Mit dem Theaterdirektor Claudius Kraushaar (1878–1955) schließlich rekonstruiert Feinberg den persönlichen und beruflichen Lebensweg eines der erfolgreichsten jüdischen Privattheaterbesitzers. Im Stuttgart der Vorkriegszeit galt er als „König des Theaters“. Alle vier „Fallstudien“ sind freilich mehr als dies, denn sie beschreiben und analysieren am jeweils exemplarischen Fall historisch-systematische Aspekte des Gesamtthemas: Ruf und Ruhm des großen Nathan- und Shylock-Darstellers Ernst Deutsch, der ganz bewusst an die Tradition eines Theaters als „moralischer Anstalt“ anknüpfen wollte, stehen für einen Neubeginn des bundesrepublikanischen Theaters durch einen jüdischen Remigranten. Seine materiellen und künstlerischen Erfolge als „unangreifbare(r) Heilsbringer“ hat er selbst als späte Genugtuung für die seit 1933 erfahrene Erniedrigung empfunden.

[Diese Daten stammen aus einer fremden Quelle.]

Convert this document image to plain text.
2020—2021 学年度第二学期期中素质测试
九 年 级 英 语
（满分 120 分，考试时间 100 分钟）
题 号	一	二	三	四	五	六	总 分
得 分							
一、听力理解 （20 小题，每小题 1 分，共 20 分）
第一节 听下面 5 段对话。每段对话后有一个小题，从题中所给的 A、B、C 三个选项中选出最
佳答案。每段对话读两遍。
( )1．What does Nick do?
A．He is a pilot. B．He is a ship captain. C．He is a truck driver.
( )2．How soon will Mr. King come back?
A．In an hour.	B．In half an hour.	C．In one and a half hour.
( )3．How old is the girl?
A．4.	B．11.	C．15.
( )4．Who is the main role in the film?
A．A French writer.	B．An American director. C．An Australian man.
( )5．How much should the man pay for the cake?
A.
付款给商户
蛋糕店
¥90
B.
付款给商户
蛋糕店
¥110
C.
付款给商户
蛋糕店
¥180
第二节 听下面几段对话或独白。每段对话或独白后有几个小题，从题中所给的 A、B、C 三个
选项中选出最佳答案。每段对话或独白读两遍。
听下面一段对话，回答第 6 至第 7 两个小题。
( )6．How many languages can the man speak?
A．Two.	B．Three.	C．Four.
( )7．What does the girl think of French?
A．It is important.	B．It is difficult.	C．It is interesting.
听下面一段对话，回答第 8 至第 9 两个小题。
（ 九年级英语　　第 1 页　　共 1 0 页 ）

Die schwierige und durch die Umstände der Wiedervereinigung nochmals problematisch gewordene Existenz einer jüdisch-kommunistischen Remigrantin, die ihre künstlerische Arbeit in den Dienst des neuen Staates stellte, veranschaulicht das Kapitel über Steffie Spira. Die Darstellung von Leben und beruflichem Werdegang Herbert Grünbaums hingegen beleuchtet die besondere Problematik deutsch-jüdischer Bühnenkünstler im jüdischen Staat. Steffie Spira und Herbert Grünbaum, die beide (zunächst) in die DDR zurückkehrten, dürften überdies eine Erfahrung geteilt haben, die eine Interview-Partnerin Feinbergs so formuliert: „Über Juden, was Juden sind, was sie erlebt haben – darüber sprach man nicht, auch nicht bei uns am Theater“.

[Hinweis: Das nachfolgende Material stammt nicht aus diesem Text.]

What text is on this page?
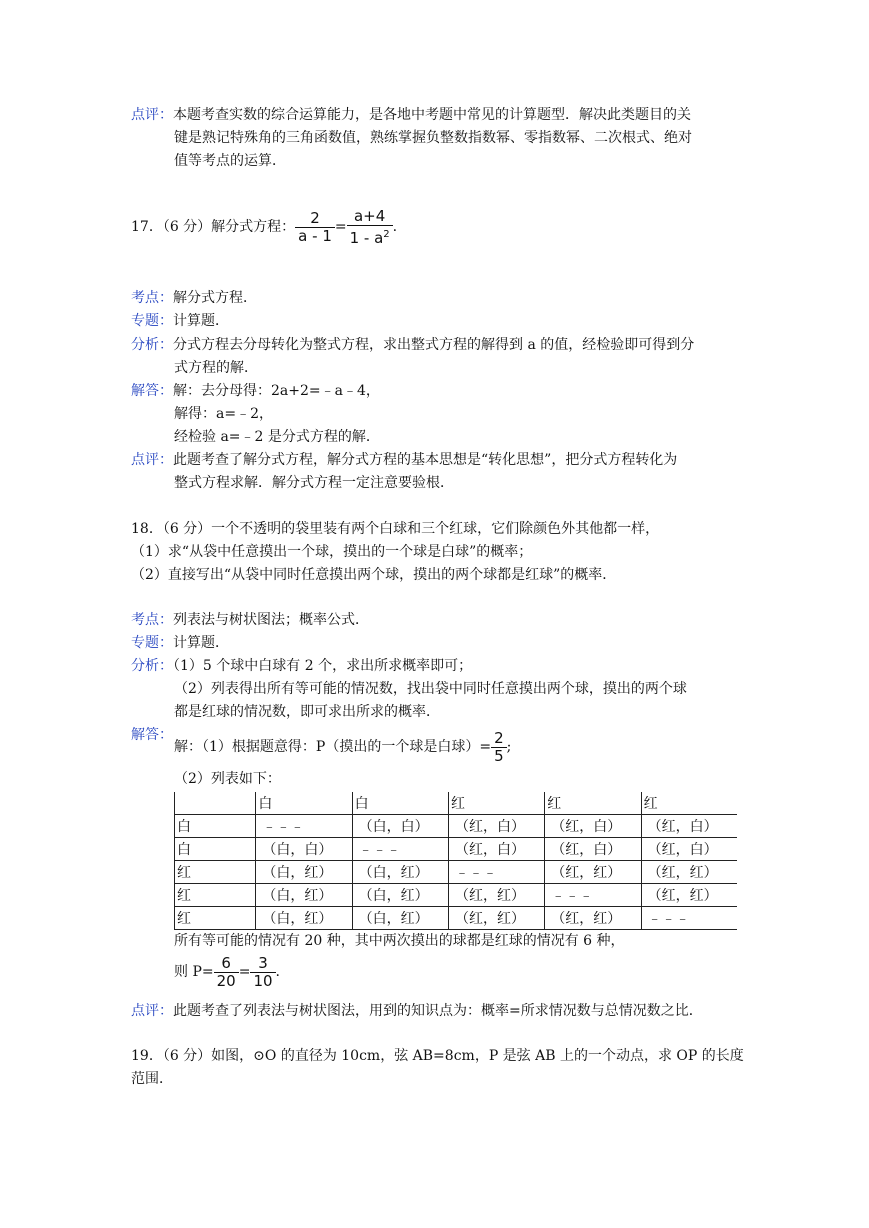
点评：本题考查实数的综合运算能力，是各地中考题中常见的计算题型．解决此类题目的关
键是熟记特殊角的三角函数值，熟练掌握负整数指数幂、零指数幂、二次根式、绝对
值等考点的运算．
17．（6 分）解分式方程： $\frac{2}{a - 1} = \frac{a+4}{1 - a^2}$ .
考点：解分式方程．
专题：计算题．
分析：分式方程去分母转化为整式方程，求出整式方程的解得到 a 的值，经检验即可得到分
式方程的解．
解答：解：去分母得：2a+2=﹣a﹣4，
解得：a=﹣2，
经检验 a=﹣2 是分式方程的解．
点评：此题考查了解分式方程，解分式方程的基本思想是“转化思想”，把分式方程转化为
整式方程求解．解分式方程一定注意要验根．
18．（6 分）一个不透明的袋里装有两个白球和三个红球，它们除颜色外其他都一样，
（1）求“从袋中任意摸出一个球，摸出的一个球是白球”的概率；
（2）直接写出“从袋中同时任意摸出两个球，摸出的两个球都是红球”的概率．
考点：列表法与树状图法；概率公式．
专题：计算题．
分析：（1）5 个球中白球有 2 个，求出所求概率即可；
（2）列表得出所有等可能的情况数，找出袋中同时任意摸出两个球，摸出的两个球
都是红球的情况数，即可求出所求的概率．
解答：
解：（1）根据题意得：P（摸出的一个球是白球）= $\frac{2}{5}$ ;
（2）列表如下：
	白	白	红	红	红
白	﹣﹣﹣	（白，白）	（红，白）	（红，白）	（红，白）
白	（白，白）	﹣﹣﹣	（红，白）	（红，白）	（红，白）
红	（白，红）	（白，红）	﹣﹣﹣	（红，红）	（红，红）
红	（白，红）	（白，红）	（红，红）	﹣﹣﹣	（红，红）
红	（白，红）	（白，红）	（红，红）	（红，红）	﹣﹣﹣
所有等可能的情况有 20 种，其中两次摸出的球都是红球的情况有 6 种，
则 $P= \frac{6}{20} = \frac{3}{10}$ .
点评：此题考查了列表法与树状图法，用到的知识点为：概率=所求情况数与总情况数之比．
19．（6 分）如图，⊙O 的直径为 10cm，弦 AB=8cm，P 是弦 AB 上的一个动点，求 OP 的长度
范围．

Das war – so zeigen die ausführlichen Schilderungen im ersten Kapitel und in demjenigen über Ernst Deutsch – in der alten Bundesrepublik nicht wirklich anders, wohl aber war dieses Schweigen nicht von einer Überzeugung getragen, die den Mord an den europäischen Juden für ein „sekundäres Merkmal der Nazi-Diktatur“ gehalten hat. Von allen vier Beispielen ist dasjenige des Theaterdirektors Clemens Kraushaar für die empörend-erniedrigenden Umstände, die jüdische Remigranten bei der Behandlung ihrer Entschädigungs- und Restitutionsanträge durch Ämter und Behörden erleben mussten, besonders einprägsam.

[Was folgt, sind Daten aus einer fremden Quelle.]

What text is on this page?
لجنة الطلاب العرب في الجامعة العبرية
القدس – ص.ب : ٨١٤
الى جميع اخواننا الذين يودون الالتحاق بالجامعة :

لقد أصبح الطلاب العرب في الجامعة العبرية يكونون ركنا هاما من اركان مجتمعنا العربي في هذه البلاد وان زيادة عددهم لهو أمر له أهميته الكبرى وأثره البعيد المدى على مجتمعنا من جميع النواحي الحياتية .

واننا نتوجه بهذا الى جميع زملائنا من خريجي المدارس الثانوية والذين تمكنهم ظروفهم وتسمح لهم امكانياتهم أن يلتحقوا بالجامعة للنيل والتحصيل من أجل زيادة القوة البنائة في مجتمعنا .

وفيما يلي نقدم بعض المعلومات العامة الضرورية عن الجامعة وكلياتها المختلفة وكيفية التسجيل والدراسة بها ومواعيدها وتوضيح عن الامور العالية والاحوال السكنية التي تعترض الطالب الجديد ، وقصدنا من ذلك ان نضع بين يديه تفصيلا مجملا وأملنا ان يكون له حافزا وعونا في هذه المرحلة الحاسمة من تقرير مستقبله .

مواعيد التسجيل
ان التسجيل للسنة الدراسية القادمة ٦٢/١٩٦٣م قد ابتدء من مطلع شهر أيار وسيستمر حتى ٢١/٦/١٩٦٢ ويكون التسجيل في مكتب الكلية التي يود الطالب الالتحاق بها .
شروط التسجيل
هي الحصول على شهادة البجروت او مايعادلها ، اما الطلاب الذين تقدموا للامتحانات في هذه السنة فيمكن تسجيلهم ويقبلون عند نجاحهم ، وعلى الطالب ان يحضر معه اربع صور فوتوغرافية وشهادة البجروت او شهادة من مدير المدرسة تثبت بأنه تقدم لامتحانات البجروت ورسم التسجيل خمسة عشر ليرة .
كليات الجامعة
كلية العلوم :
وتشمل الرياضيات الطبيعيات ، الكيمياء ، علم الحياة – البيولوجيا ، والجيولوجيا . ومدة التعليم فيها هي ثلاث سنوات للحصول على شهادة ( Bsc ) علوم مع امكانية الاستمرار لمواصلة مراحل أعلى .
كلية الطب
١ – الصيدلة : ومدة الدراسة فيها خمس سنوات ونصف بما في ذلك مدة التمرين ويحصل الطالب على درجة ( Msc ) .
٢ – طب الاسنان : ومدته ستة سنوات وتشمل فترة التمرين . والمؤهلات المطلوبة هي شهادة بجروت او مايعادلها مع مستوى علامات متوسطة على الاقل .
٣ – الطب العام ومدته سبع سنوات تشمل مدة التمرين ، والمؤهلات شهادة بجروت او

In immer neuen Anläufen referiert Anat Feinberg Lebensgeschichten, Bühnenkarrieren, Emigrations-und Remigrationserlebnisse, Theaterpremieren und Aufführungsreaktionen. Aktenvermerke und Gespräche mit Zeitzeuginnen, bürokratische Verlautbarungen und private Mitteilungen einzelner Akteurinnen lassen ein Bild von Bedeutung, Wirkung, vor allem aber vom Alltag jüdischer Remigranten in deutschen Theatern entstehen, das in dieser Ausführlichkeit und Anschaulichkeit bisher nicht gezeichnet wurde. Ein bisher weitgehend unerschlossenes und unbekanntes Kapitel der deutschsprachigen jüdischen Theatergeschichte ist damit endlich „ins Rampenlicht“ von Forschung und Öffentlichkeit gelangt.